Paneer is the fresh white curd cheese used in Indian dishes like saag or palak paneer, aloo mattar paneer, and so on. Panela or queso fresco are okay substitutes, if you can get them, and they taste a lot better than tofu.

But you can also make paneer very easily (if a bit messily) at home in a few minutes, if you have a pyrex bowl, a microwave, and a colander. If milk is going cheap in your neighborhood market this week or you have half a gallon that you really need to use up quickly before you go on vacation, making paneer isn’t a bad way to do it.

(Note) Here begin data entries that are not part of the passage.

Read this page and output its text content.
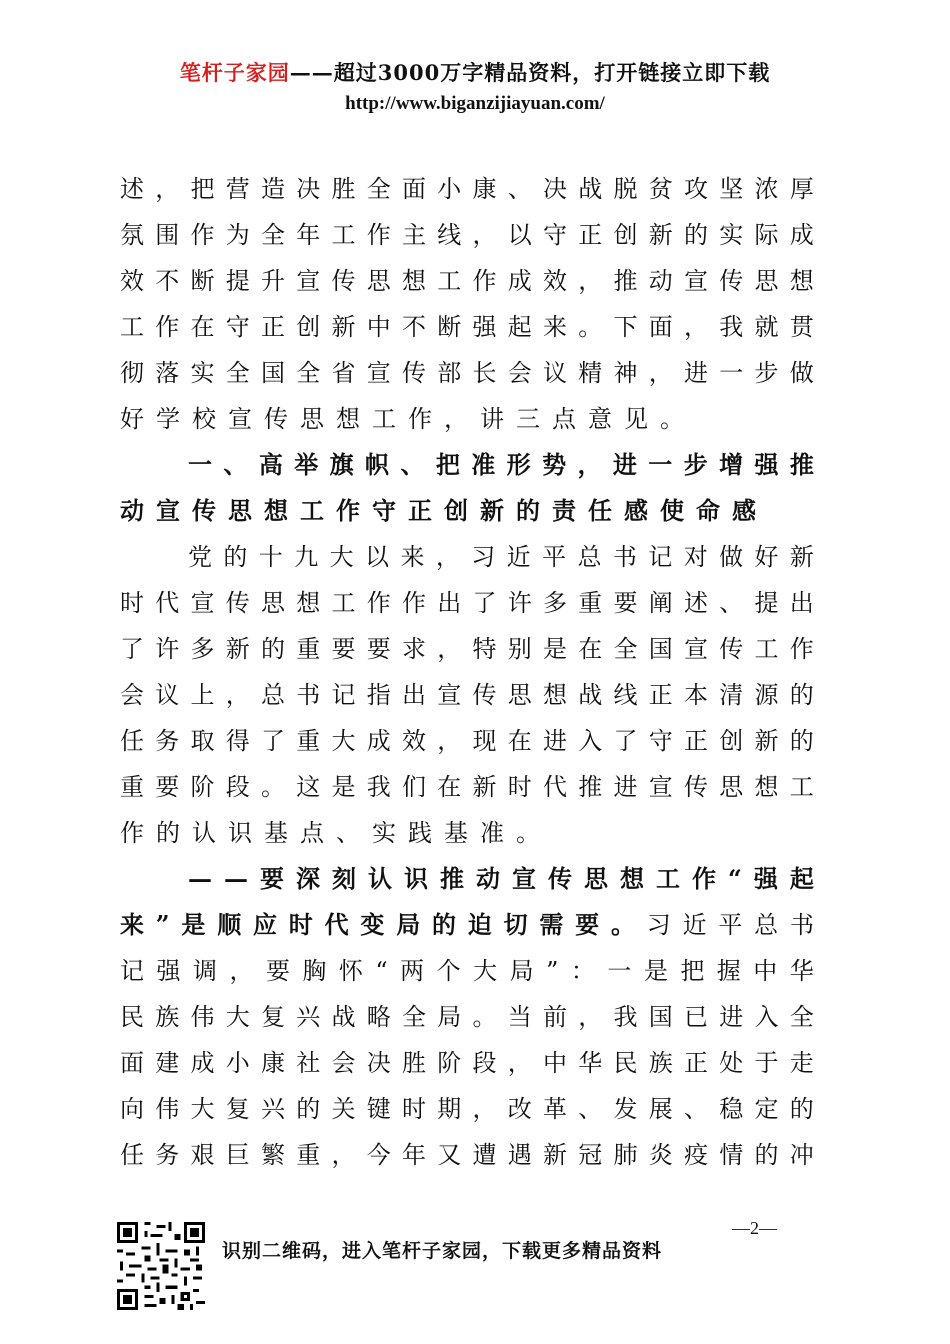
笔杆子家园——超过3000万字精品资料，打开链接立即下载
http://www.biganzijiayuan.com/
述 ， 把 营 造 决 胜 全 面 小 康 、 决 战 脱 贫 攻 坚 浓 厚
氛 围 作 为 全 年 工 作 主 线 ， 以 守 正 创 新 的 实 际 成
效 不 断 提 升 宣 传 思 想 工 作 成 效 ， 推 动 宣 传 思 想
工 作 在 守 正 创 新 中 不 断 强 起 来 。 下 面 ， 我 就 贯
彻 落 实 全 国 全 省 宣 传 部 长 会 议 精 神 ， 进 一 步 做
好 学 校 宣 传 思 想 工 作 ， 讲 三 点 意 见 。
一 、 高 举 旗 帜 、 把 准 形 势 ， 进 一 步 增 强 推
动 宣 传 思 想 工 作 守 正 创 新 的 责 任 感 使 命 感
党 的 十 九 大 以 来 ， 习 近 平 总 书 记 对 做 好 新
时 代 宣 传 思 想 工 作 作 出 了 许 多 重 要 阐 述 、 提 出
了 许 多 新 的 重 要 要 求 ， 特 别 是 在 全 国 宣 传 工 作
会 议 上 ， 总 书 记 指 出 宣 传 思 想 战 线 正 本 清 源 的
任 务 取 得 了 重 大 成 效 ， 现 在 进 入 了 守 正 创 新 的
重 要 阶 段 。 这 是 我 们 在 新 时 代 推 进 宣 传 思 想 工
作 的 认 识 基 点 、 实 践 基 准 。
— — 要 深 刻 认 识 推 动 宣 传 思 想 工 作 “ 强 起
来 ” 是 顺 应 时 代 变 局 的 迫 切 需 要 。 习 近 平 总 书
记 强 调 ， 要 胸 怀 “ 两 个 大 局 ” ： 一 是 把 握 中 华
民 族 伟 大 复 兴 战 略 全 局 。 当 前 ， 我 国 已 进 入 全
面 建 成 小 康 社 会 决 胜 阶 段 ， 中 华 民 族 正 处 于 走
向 伟 大 复 兴 的 关 键 时 期 ， 改 革 、 发 展 、 稳 定 的
任 务 艰 巨 繁 重 ， 今 年 又 遭 遇 新 冠 肺 炎 疫 情 的 冲
识别二维码，进入笔杆子家园，下载更多精品资料
—2—
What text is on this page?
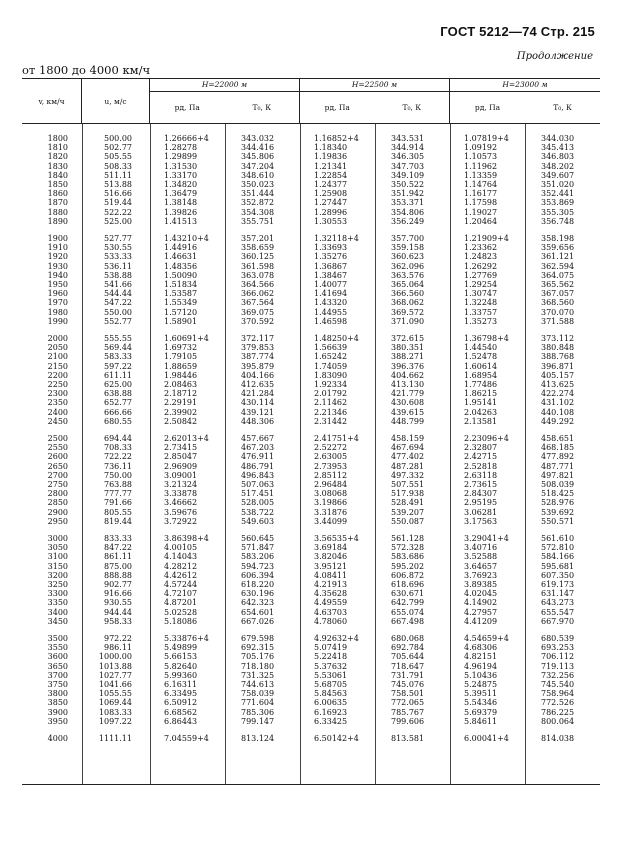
ГОСТ 5212—74 Стр. 215
Продолжение
от 1800 до 4000 км/ч
v, км/ч	u, м/с
H=22000 м
pд, Па	T₀, К
H=22500 м
pд, Па	T₀, К
H=23000 м
pд, Па	T₀, К
1800	500.00	1.26666+4	343.032	1.16852+4	343.531	1.07819+4	344.030
1810	502.77	1.28278	344.416	1.18340	344.914	1.09192	345.413
1820	505.55	1.29899	345.806	1.19836	346.305	1.10573	346.803
1830	508.33	1.31530	347.204	1.21341	347.703	1.11962	348.202
1840	511.11	1.33170	348.610	1.22854	349.109	1.13359	349.607
1850	513.88	1.34820	350.023	1.24377	350.522	1.14764	351.020
1860	516.66	1.36479	351.444	1.25908	351.942	1.16177	352.441
1870	519.44	1.38148	352.872	1.27447	353.371	1.17598	353.869
1880	522.22	1.39826	354.308	1.28996	354.806	1.19027	355.305
1890	525.00	1.41513	355.751	1.30553	356.249	1.20464	356.748
1900	527.77	1.43210+4	357.201	1.32118+4	357.700	1.21909+4	358.198
1910	530.55	1.44916	358.659	1.33693	359.158	1.23362	359.656
1920	533.33	1.46631	360.125	1.35276	360.623	1.24823	361.121
1930	536.11	1.48356	361.598	1.36867	362.096	1.26292	362.594
1940	538.88	1.50090	363.078	1.38467	363.576	1.27769	364.075
1950	541.66	1.51834	364.566	1.40077	365.064	1.29254	365.562
1960	544.44	1.53587	366.062	1.41694	366.560	1.30747	367.057
1970	547.22	1.55349	367.564	1.43320	368.062	1.32248	368.560
1980	550.00	1.57120	369.075	1.44955	369.572	1.33757	370.070
1990	552.77	1.58901	370.592	1.46598	371.090	1.35273	371.588
2000	555.55	1.60691+4	372.117	1.48250+4	372.615	1.36798+4	373.112
2050	569.44	1.69732	379.853	1.56639	380.351	1.44540	380.848
2100	583.33	1.79105	387.774	1.65242	388.271	1.52478	388.768
2150	597.22	1.88659	395.879	1.74059	396.376	1.60614	396.871
2200	611.11	1.98446	404.166	1.83090	404.662	1.68954	405.157
2250	625.00	2.08463	412.635	1.92334	413.130	1.77486	413.625
2300	638.88	2.18712	421.284	2.01792	421.779	1.86215	422.274
2350	652.77	2.29191	430.114	2.11462	430.608	1.95141	431.102
2400	666.66	2.39902	439.121	2.21346	439.615	2.04263	440.108
2450	680.55	2.50842	448.306	2.31442	448.799	2.13581	449.292
2500	694.44	2.62013+4	457.667	2.41751+4	458.159	2.23096+4	458.651
2550	708.33	2.73415	467.203	2.52272	467.694	2.32807	468.185
2600	722.22	2.85047	476.911	2.63005	477.402	2.42715	477.892
2650	736.11	2.96909	486.791	2.73953	487.281	2.52818	487.771
2700	750.00	3.09001	496.843	2.85112	497.332	2.63118	497.821
2750	763.88	3.21324	507.063	2.96484	507.551	2.73615	508.039
2800	777.77	3.33878	517.451	3.08068	517.938	2.84307	518.425
2850	791.66	3.46662	528.005	3.19866	528.491	2.95195	528.976
2900	805.55	3.59676	538.722	3.31876	539.207	3.06281	539.692
2950	819.44	3.72922	549.603	3.44099	550.087	3.17563	550.571
3000	833.33	3.86398+4	560.645	3.56535+4	561.128	3.29041+4	561.610
3050	847.22	4.00105	571.847	3.69184	572.328	3.40716	572.810
3100	861.11	4.14043	583.206	3.82046	583.686	3.52588	584.166
3150	875.00	4.28212	594.723	3.95121	595.202	3.64657	595.681
3200	888.88	4.42612	606.394	4.08411	606.872	3.76923	607.350
3250	902.77	4.57244	618.220	4.21913	618.696	3.89385	619.173
3300	916.66	4.72107	630.196	4.35628	630.671	4.02045	631.147
3350	930.55	4.87201	642.323	4.49559	642.799	4.14902	643.273
3400	944.44	5.02528	654.601	4.63703	655.074	4.27957	655.547
3450	958.33	5.18086	667.026	4.78060	667.498	4.41209	667.970
3500	972.22	5.33876+4	679.598	4.92632+4	680.068	4.54659+4	680.539
3550	986.11	5.49899	692.315	5.07419	692.784	4.68306	693.253
3600	1000.00	5.66153	705.176	5.22418	705.644	4.82151	706.112
3650	1013.88	5.82640	718.180	5.37632	718.647	4.96194	719.113
3700	1027.77	5.99360	731.325	5.53061	731.791	5.10436	732.256
3750	1041.66	6.16311	744.613	5.68705	745.076	5.24875	745.540
3800	1055.55	6.33495	758.039	5.84563	758.501	5.39511	758.964
3850	1069.44	6.50912	771.604	6.00635	772.065	5.54346	772.526
3900	1083.33	6.68562	785.306	6.16923	785.767	5.69379	786.225
3950	1097.22	6.86443	799.147	6.33425	799.606	5.84611	800.064
4000	1111.11	7.04559+4	813.124	6.50142+4	813.581	6.00041+4	814.038
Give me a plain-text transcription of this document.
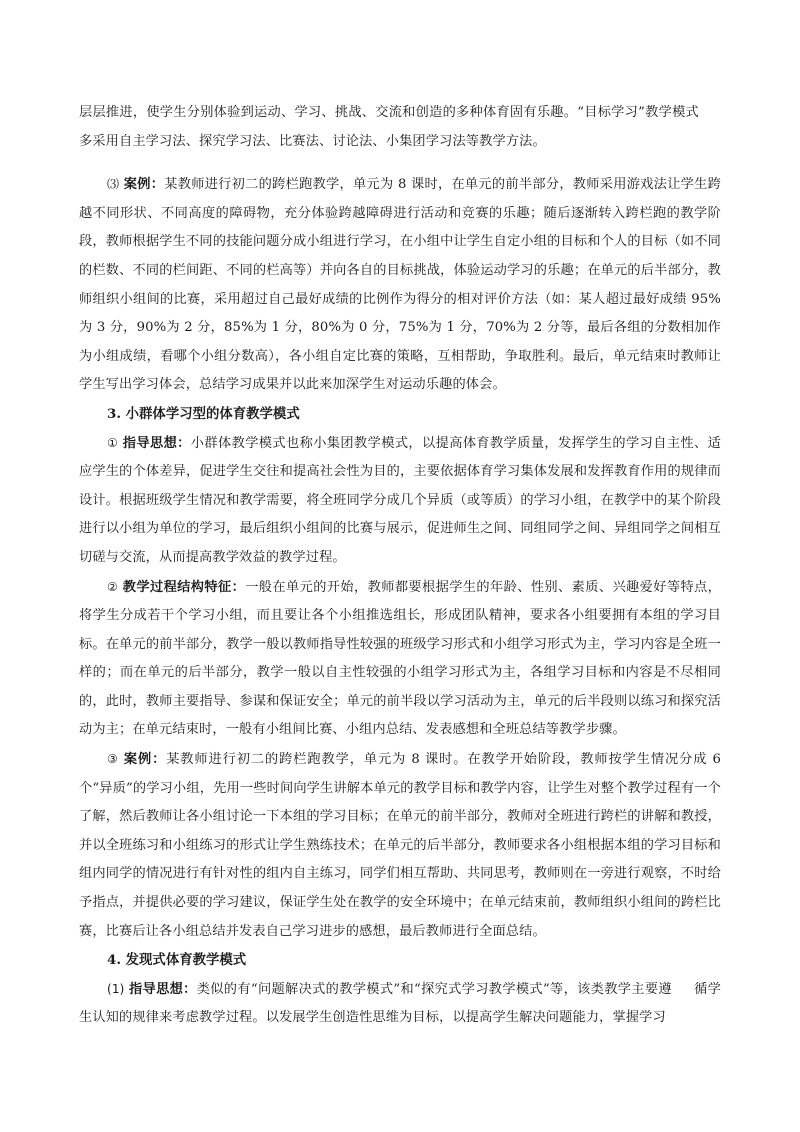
层层推进，使学生分别体验到运动、学习、挑战、交流和创造的多种体育固有乐趣。“目标学习”教学模式多采用自主学习法、探究学习法、比赛法、讨论法、小集团学习法等教学方法。

⑶ 案例：某教师进行初二的跨栏跑教学，单元为 8 课时，在单元的前半部分，教师采用游戏法让学生跨越不同形状、不同高度的障碍物，充分体验跨越障碍进行活动和竞赛的乐趣；随后逐渐转入跨栏跑的教学阶段，教师根据学生不同的技能问题分成小组进行学习，在小组中让学生自定小组的目标和个人的目标（如不同的栏数、不同的栏间距、不同的栏高等）并向各自的目标挑战，体验运动学习的乐趣；在单元的后半部分，教师组织小组间的比赛，采用超过自己最好成绩的比例作为得分的相对评价方法（如：某人超过最好成绩 95%为 3 分，90%为 2 分，85%为 1 分，80%为 0 分，75%为 1 分，70%为 2 分等，最后各组的分数相加作为小组成绩，看哪个小组分数高），各小组自定比赛的策略，互相帮助，争取胜利。最后，单元结束时教师让学生写出学习体会，总结学习成果并以此来加深学生对运动乐趣的体会。

3. 小群体学习型的体育教学模式

① 指导思想：小群体教学模式也称小集团教学模式，以提高体育教学质量，发挥学生的学习自主性、适应学生的个体差异，促进学生交往和提高社会性为目的，主要依据体育学习集体发展和发挥教育作用的规律而设计。根据班级学生情况和教学需要，将全班同学分成几个异质（或等质）的学习小组，在教学中的某个阶段进行以小组为单位的学习，最后组织小组间的比赛与展示，促进师生之间、同组同学之间、异组同学之间相互切磋与交流，从而提高教学效益的教学过程。

② 教学过程结构特征：一般在单元的开始，教师都要根据学生的年龄、性别、素质、兴趣爱好等特点，将学生分成若干个学习小组，而且要让各个小组推选组长，形成团队精神，要求各小组要拥有本组的学习目标。在单元的前半部分，教学一般以教师指导性较强的班级学习形式和小组学习形式为主，学习内容是全班一样的；而在单元的后半部分，教学一般以自主性较强的小组学习形式为主，各组学习目标和内容是不尽相同的，此时，教师主要指导、参谋和保证安全；单元的前半段以学习活动为主，单元的后半段则以练习和探究活动为主；在单元结束时，一般有小组间比赛、小组内总结、发表感想和全班总结等教学步骤。

③ 案例：某教师进行初二的跨栏跑教学，单元为 8 课时。在教学开始阶段，教师按学生情况分成 6 个“异质”的学习小组，先用一些时间向学生讲解本单元的教学目标和教学内容，让学生对整个教学过程有一个了解，然后教师让各小组讨论一下本组的学习目标；在单元的前半部分，教师对全班进行跨栏的讲解和教授，并以全班练习和小组练习的形式让学生熟练技术；在单元的后半部分，教师要求各小组根据本组的学习目标和组内同学的情况进行有针对性的组内自主练习，同学们相互帮助、共同思考，教师则在一旁进行观察，不时给予指点，并提供必要的学习建议，保证学生处在教学的安全环境中；在单元结束前，教师组织小组间的跨栏比赛，比赛后让各小组总结并发表自己学习进步的感想，最后教师进行全面总结。

4. 发现式体育教学模式

(1) 指导思想：类似的有“问题解决式的教学模式”和“探究式学习教学模式”等，该类教学主要遵 循学生认知的规律来考虑教学过程。以发展学生创造性思维为目标，以提高学生解决问题能力，掌握学习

You’ll get about 5 oz fairly dry curd for a quart of milk, so not a great yield, but it’s pretty versatile. Whole milk makes a richer cheese than skim, obviously, but both work okay. Press the curd hard when you drain it and it’s sliceable. Press lightly and it’s spreadable. If you use a quart of buttermilk on its own rather than mostly milk, you can blend in a little garlic and some herbs and a drop of olive oil to the drained curd, and you’ve got something close to Rondelé cheese spread.

And don’t just toss out the whey–it still has a lot of soluble smaller proteins and calcium in it, so it’s worth keeping if you can use it within a day or so. You can use some of the warm whey instead of water to make a moist, chewy-textured Italian-type yeast bread (whey is extremely good for rosemary focaccia). Or puree the whey with some lightly cooked broccoli or cauliflower or canned pumpkin, a bit of onion or garlic, and some marjoram and/or thyme for a quick fresh cream-of-vegetable soup.

Paneer from scratch (makes about 5 oz, can scale up if you prefer)

  • A quart of milk
  • 1 cup of buttermilk if you have it
  • juice of a lemon

1. Pour everything into a 2.5 qt. pyrex mixing bowl, mix, and microwave on HIGH about 5 minutes, until the milk solids separate from the clear yellow whey. The solids should float in a mass and be pulling away from the sides of the bowl.

2. Take a colander or strainer over another large bowl, line it with a couple of layers of cheesecloth or 3-4 overlapping round paper coffee filters, whatever works for you. Carefully pour the whey over first, keeping the curd back in the bowl with a serving spoon or spatula for as long as possible, until you’ve poured most of the whey through (otherwise it takes forever to drain…). Then drain the curd on the filters and press it until it’s fairly firm and could be cut into cubes without crumbling apart.